Troisième priorité : poser les bases d’un plan de financement à long terme de la transition industrielle basé sur le principe de solidarité financière entre Européens. C’est aujourd’hui le sujet le plus fortement débattu entre pays européens. C’est aussi le point sur lequel la communication de la Commission reste peu détaillée en évoquant uniquement une proposition de Fonds pour la souveraineté européenne à l’été. C’est pourtant un débat essentiel à résoudre pour ne pas créer d’antagonismes entre pays européens et pour que l’ensemble des États membres aient la capacité d’accueillir des projets de décarbonation. Les montants des aides aux entreprises approuvés par la Commission sont éloquents à ce titre, avec près de 80 % des montants correspondant à des aides par l’Allemagne et la France. Relâcher le contrôle des aides d’État sans prévoir ce volet de solidarité financière ne ferait qu’amplifier les plaies interne de l’Union et accroître le risque de fragmentation du marché unique, entre les pays qui peuvent investir seuls et ceux dont les finances publiques sont plus contraintes. Le débat sur le financement de la transition industrielle devrait être lié à celui sur la réforme du pacte de stabilité et de croissance qui doit garantir la capacité des Européens à investir dans les besoins de la transition bas-carbone. De même, ce plan industriel devrait appuyer le développement d’outils de financement européens et ne pas se contenter de refinancer des aides nationales pour garantir une coordination des projets européens et un déploiement équilibré des projets d’industrie bas-carbone en Europe. 

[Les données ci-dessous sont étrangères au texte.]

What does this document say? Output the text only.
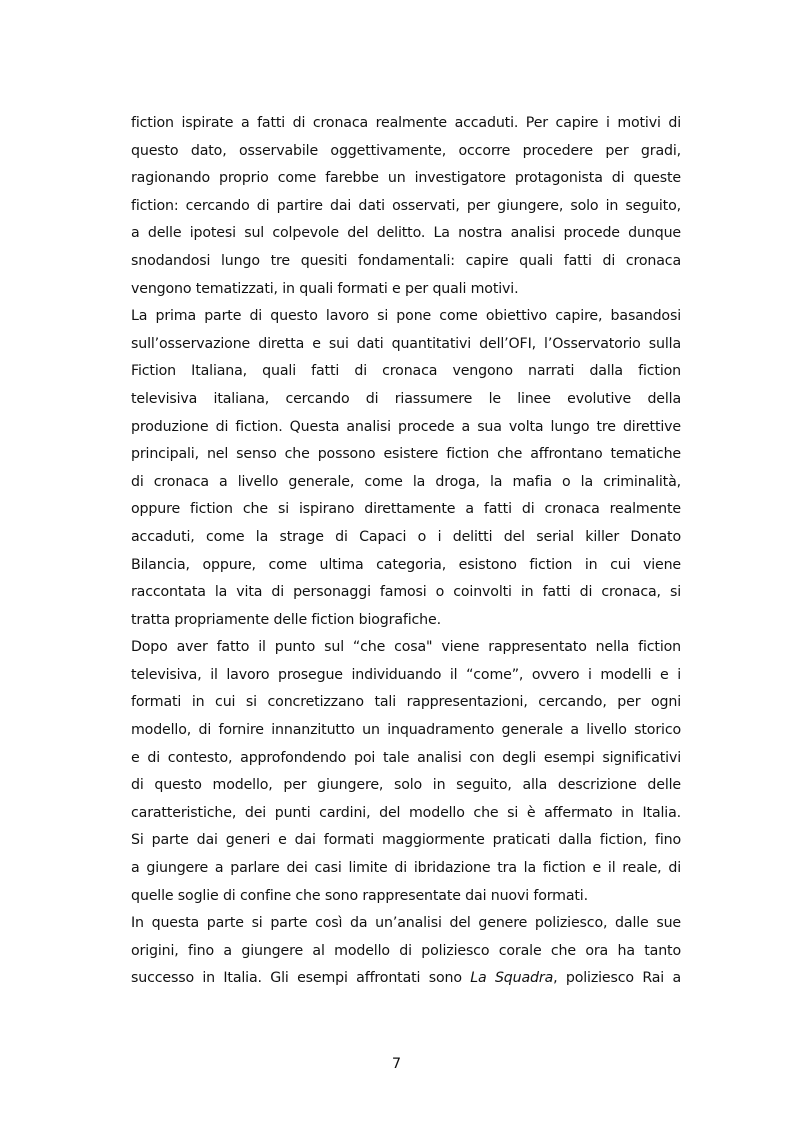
fiction ispirate a fatti di cronaca realmente accaduti. Per capire i motivi di
questo dato, osservabile oggettivamente, occorre procedere per gradi,
ragionando proprio come farebbe un investigatore protagonista di queste
fiction: cercando di partire dai dati osservati, per giungere, solo in seguito,
a delle ipotesi sul colpevole del delitto. La nostra analisi procede dunque
snodandosi lungo tre quesiti fondamentali: capire quali fatti di cronaca
vengono tematizzati, in quali formati e per quali motivi.
La prima parte di questo lavoro si pone come obiettivo capire, basandosi
sull’osservazione diretta e sui dati quantitativi dell’OFI, l’Osservatorio sulla
Fiction Italiana, quali fatti di cronaca vengono narrati dalla fiction
televisiva italiana, cercando di riassumere le linee evolutive della
produzione di fiction. Questa analisi procede a sua volta lungo tre direttive
principali, nel senso che possono esistere fiction che affrontano tematiche
di cronaca a livello generale, come la droga, la mafia o la criminalità,
oppure fiction che si ispirano direttamente a fatti di cronaca realmente
accaduti, come la strage di Capaci o i delitti del serial killer Donato
Bilancia, oppure, come ultima categoria, esistono fiction in cui viene
raccontata la vita di personaggi famosi o coinvolti in fatti di cronaca, si
tratta propriamente delle fiction biografiche.
Dopo aver fatto il punto sul “che cosa" viene rappresentato nella fiction
televisiva, il lavoro prosegue individuando il “come”, ovvero i modelli e i
formati in cui si concretizzano tali rappresentazioni, cercando, per ogni
modello, di fornire innanzitutto un inquadramento generale a livello storico
e di contesto, approfondendo poi tale analisi con degli esempi significativi
di questo modello, per giungere, solo in seguito, alla descrizione delle
caratteristiche, dei punti cardini, del modello che si è affermato in Italia.
Si parte dai generi e dai formati maggiormente praticati dalla fiction, fino
a giungere a parlare dei casi limite di ibridazione tra la fiction e il reale, di
quelle soglie di confine che sono rappresentate dai nuovi formati.
In questa parte si parte così da un’analisi del genere poliziesco, dalle sue
origini, fino a giungere al modello di poliziesco corale che ora ha tanto
successo in Italia. Gli esempi affrontati sono La Squadra, poliziesco Rai a
7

L’accélération aux États-Unis comme en Chine ou au Japon de la course aux technologies vertes ne doit pas faire perdre de vue qu’elle est une évolution positive pour accroître les chances d’atténuer le changement climatique. Un travail diplomatique doit être mené pour aligner les approches entre Européens et Américains sur les conditions de localisation qui concernent tout particulièrement l’industrie automobile et éviter d’enclencher une course protectionniste via l’emploi de clauses similaires. La réponse européenne doit néanmoins être l’occasion d’améliorer l’attractivité de son économie pour les projets innovants d’industrie bas-carbone. C’est un défi de taille pour les Européens qui devront sortir au plus vite de la crise énergétique en cours en accélérant l’efficacité et la sobriété et le déploiement rapide des énergies renouvelables et bas-carbone pour garantir des ressources énergétiques disponibles. Pourtant, les Européens ne manquent pas d’atouts sur les plans technologique, financier ou règlementaire pour prendre toute leur place dans cette course afin de bâtir la compétitivité des économies de demain.